The Importance of Secondary Service Connection in PTSD Cases
There is another aspect in VA cases where a diagnosis of PTSD can be very important. VA law provides that a service connection may be established when one service-connected disability causes another condition not related to the service. We call this a “secondary service connection”. Secondary service connection applies to circumstances where a rated disability causes another non-service condition or where the rated disability aggravates a non-service condition. In the context of PTSD cases, this can become important because several other conditions have been found to be related to PTSD, including migraine headaches and sleep apnea. For example, a veteran with a 50% rating for PTSD may be able to show that his sleep apnea is related to his PTSD. The VA usually provides a 50% rating for sleep apnea. This veteran now has a 100% rating.
Substance Abuse and PTSD
Many veterans (particularly those with combat experience) with PTSD have alcohol and drug problems. The VA is considerate of this issue. There are few medications that effectively provide relief from PTSD symptoms. Psychotherapy, whether individually or in groups, is not always effective because many veterans feel that talking about their problems makes them worse, not better. Sadly, alcohol and drugs are often how many try to alleviate the mental pain they experience. The VA will provide secondary service connections for drug or alcohol abuse and provide additional ratings in these cases. This is not true in Social Security cases! Under Social Security law, disability may be denied if drug or alcohol abuse is considered a “material contributing factor” rendering the claimant disabled. This means that there is sufficient evidence to establish that the claimant would not be disabled but for substance abuse.

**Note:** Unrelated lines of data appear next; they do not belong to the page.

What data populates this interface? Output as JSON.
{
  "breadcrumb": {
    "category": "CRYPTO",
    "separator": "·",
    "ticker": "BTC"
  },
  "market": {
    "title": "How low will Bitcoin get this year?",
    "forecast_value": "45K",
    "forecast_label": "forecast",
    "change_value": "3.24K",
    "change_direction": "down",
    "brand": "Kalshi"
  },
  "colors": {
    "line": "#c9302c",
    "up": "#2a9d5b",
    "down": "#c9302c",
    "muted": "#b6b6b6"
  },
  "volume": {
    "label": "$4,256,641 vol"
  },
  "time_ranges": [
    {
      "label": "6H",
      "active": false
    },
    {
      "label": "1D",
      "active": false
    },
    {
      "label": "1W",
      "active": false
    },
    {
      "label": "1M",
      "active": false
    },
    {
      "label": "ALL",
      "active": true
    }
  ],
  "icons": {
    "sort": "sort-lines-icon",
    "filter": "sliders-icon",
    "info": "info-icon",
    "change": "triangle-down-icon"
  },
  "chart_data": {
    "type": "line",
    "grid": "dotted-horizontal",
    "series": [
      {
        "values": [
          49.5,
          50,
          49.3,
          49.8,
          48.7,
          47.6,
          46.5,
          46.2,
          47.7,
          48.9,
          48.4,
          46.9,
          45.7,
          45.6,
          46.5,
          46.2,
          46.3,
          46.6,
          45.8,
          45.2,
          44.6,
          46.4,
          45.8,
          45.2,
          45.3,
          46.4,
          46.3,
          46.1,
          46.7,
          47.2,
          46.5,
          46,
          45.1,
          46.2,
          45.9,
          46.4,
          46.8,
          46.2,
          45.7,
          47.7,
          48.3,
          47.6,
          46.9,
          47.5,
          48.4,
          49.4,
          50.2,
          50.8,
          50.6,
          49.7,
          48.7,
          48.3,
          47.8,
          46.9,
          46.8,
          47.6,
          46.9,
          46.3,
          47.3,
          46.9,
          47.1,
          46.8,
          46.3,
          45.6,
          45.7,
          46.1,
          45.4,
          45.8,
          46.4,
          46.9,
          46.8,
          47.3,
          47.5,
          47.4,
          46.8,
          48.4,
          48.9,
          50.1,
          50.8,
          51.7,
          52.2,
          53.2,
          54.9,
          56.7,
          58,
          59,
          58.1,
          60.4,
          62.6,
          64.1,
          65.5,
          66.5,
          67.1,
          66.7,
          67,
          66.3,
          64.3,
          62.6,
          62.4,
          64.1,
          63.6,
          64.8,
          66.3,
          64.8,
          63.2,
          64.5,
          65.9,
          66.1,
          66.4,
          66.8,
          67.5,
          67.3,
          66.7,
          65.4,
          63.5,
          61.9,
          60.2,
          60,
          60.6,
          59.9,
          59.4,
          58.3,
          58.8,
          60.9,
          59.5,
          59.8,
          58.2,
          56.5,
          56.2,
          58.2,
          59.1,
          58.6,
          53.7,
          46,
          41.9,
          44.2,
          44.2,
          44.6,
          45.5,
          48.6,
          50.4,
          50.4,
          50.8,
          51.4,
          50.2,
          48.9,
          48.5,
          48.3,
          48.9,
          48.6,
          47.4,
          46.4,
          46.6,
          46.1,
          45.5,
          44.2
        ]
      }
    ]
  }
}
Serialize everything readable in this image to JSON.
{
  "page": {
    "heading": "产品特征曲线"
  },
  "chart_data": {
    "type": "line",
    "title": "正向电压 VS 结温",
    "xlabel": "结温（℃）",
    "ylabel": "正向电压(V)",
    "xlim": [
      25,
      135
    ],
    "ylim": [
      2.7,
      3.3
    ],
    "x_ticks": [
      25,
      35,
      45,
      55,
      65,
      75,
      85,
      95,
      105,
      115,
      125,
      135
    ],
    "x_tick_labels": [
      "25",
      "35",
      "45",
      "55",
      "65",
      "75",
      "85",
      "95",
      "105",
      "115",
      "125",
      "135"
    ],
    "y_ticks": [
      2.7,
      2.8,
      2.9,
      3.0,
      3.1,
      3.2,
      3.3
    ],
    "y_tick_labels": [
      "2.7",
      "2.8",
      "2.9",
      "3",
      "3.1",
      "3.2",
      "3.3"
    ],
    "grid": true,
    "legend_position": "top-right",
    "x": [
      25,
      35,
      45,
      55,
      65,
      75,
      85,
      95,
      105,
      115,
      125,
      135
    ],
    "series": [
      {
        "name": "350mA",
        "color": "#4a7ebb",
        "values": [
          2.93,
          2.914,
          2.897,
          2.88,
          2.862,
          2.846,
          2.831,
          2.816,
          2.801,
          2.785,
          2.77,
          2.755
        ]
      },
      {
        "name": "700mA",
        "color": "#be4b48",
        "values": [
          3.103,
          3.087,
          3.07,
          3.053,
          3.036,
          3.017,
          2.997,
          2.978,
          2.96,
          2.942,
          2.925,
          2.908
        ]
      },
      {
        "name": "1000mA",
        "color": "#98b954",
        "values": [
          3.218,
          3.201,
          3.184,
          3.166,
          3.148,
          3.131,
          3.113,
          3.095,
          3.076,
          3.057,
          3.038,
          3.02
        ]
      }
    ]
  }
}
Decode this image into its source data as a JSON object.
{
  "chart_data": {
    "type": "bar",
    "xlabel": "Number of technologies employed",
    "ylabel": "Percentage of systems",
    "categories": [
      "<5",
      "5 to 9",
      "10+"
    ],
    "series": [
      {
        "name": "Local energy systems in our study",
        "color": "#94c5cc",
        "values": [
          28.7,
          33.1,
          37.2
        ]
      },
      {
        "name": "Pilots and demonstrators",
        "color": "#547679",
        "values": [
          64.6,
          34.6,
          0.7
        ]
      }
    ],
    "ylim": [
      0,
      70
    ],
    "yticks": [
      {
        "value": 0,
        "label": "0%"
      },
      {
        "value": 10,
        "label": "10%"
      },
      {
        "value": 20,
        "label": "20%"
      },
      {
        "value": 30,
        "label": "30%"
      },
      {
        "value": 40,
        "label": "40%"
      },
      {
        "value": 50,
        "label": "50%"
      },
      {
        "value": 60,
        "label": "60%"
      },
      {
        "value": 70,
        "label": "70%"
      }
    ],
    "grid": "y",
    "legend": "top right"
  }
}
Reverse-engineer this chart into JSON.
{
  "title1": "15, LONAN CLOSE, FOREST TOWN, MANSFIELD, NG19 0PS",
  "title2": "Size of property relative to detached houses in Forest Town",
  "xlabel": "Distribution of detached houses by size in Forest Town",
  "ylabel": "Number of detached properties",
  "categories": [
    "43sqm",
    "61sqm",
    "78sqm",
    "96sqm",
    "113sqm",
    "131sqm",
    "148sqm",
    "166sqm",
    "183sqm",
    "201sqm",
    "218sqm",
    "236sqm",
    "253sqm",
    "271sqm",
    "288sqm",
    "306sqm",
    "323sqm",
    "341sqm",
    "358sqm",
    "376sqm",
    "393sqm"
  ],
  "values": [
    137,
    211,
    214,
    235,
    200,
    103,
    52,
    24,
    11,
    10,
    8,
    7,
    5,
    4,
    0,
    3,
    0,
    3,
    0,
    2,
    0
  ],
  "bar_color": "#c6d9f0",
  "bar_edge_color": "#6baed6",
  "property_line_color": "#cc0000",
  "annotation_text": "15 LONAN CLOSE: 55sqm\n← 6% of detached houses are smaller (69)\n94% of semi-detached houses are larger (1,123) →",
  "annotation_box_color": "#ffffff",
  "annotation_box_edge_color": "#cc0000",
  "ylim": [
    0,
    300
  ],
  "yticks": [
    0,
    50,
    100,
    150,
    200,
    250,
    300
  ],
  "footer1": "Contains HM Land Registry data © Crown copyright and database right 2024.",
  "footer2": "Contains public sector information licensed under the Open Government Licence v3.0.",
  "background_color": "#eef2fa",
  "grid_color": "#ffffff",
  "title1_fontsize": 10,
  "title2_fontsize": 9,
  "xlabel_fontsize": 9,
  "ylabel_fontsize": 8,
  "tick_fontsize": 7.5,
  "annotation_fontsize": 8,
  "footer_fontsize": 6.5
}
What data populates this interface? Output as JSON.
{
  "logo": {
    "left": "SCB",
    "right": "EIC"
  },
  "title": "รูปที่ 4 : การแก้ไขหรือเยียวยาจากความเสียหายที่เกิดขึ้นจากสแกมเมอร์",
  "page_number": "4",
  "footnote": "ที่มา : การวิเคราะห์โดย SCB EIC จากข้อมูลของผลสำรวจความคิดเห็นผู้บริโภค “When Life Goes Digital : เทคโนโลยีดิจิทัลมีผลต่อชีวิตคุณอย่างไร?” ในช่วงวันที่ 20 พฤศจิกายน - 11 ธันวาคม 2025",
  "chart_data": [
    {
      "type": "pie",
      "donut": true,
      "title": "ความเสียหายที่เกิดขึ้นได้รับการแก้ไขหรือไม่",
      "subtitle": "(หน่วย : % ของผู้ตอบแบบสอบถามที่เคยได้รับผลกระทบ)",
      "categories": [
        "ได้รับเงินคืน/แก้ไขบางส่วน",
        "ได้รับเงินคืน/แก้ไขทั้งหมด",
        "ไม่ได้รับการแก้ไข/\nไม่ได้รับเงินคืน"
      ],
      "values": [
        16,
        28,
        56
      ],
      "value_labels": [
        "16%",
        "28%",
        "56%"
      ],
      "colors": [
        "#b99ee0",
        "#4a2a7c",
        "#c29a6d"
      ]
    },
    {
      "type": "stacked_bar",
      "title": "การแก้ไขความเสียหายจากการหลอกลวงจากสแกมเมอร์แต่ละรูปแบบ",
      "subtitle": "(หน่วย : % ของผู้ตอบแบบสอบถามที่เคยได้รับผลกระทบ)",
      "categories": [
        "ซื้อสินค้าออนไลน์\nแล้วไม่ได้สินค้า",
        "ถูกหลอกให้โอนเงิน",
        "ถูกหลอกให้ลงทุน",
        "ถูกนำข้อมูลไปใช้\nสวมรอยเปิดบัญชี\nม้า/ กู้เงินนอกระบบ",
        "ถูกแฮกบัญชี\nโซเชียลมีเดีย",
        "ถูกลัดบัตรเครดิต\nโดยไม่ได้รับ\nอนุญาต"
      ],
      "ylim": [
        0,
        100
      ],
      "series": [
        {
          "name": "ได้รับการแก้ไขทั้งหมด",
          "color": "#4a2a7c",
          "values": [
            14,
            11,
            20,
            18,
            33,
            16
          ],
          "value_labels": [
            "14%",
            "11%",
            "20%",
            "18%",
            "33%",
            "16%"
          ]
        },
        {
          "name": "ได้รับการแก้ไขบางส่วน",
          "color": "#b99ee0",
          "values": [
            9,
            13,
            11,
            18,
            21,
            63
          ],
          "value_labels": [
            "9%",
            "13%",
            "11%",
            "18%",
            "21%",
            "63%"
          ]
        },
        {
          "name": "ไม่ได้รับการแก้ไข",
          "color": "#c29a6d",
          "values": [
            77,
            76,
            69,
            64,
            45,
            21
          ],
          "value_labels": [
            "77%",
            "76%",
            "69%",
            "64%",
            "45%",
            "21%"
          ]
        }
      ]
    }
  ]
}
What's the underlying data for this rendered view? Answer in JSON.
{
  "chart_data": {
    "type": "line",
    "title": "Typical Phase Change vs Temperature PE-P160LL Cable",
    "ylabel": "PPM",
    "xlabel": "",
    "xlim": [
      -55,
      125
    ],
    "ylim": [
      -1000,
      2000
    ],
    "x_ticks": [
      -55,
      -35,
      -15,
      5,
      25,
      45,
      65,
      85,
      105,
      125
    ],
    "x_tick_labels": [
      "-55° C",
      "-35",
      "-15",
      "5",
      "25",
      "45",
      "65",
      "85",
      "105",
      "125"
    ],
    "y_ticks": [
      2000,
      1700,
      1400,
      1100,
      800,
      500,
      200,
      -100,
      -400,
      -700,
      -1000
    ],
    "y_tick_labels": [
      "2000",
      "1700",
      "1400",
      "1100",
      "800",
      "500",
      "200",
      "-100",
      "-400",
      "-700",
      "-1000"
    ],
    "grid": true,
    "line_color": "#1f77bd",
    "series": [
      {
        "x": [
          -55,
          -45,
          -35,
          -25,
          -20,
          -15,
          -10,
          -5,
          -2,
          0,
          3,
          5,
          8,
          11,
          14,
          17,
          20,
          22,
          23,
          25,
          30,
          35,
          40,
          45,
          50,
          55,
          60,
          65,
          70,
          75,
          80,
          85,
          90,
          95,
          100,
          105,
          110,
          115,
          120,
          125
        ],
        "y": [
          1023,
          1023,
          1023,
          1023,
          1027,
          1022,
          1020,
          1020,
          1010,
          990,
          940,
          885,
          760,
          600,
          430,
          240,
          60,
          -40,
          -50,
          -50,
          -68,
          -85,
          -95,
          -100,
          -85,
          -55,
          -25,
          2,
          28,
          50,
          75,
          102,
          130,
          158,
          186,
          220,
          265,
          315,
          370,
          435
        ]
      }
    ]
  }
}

This issue is not usually relevant in cases involving physical conditions such as spinal conditions that are disabling due to severe pain. Discontinuance of drugs or alcohol will not relieve the pain or grow new arms and legs in cases of amputation. On the other hand, conditions such as depression, anxiety, and bipolar disorder are generally worsened by substance abuse, and few judges believe otherwise. That said, PTSD isn’t going away when one stops abusing drugs or alcohol. In Social Security cases, one must be prepared to deal with this issue.
Please keep in mind that PTSD is based on a person having had some horrific experience that has produced an intense reaction. What causes one person to be able to witness such events without such effect while another can’t get over it, can’t be explained. Judges are human. They respond as most of us do to what we consider “reasonable” based on life experiences. A person claiming PTSD, because he witnessed a raccoon being run over by a car, may not present as persuasive a case as the combat war veteran.
PTSD often may represent a delayed reaction to remote events. This is typically seen in children who have experienced physical, emotional, or sexual abuse but don’t manifest symptoms until later in life. It is not uncommon for adults who have experienced sexual assault to block it out for a while until something triggers the repressed feelings. A personal friend and Vietnam veteran returned from the war, a seemingly well-balanced person who ran a successful business for years until an inconsequential event brought his fears and memories to the surface. He took his life a short time thereafter. PTSD is serious; it can and does lead to suicide.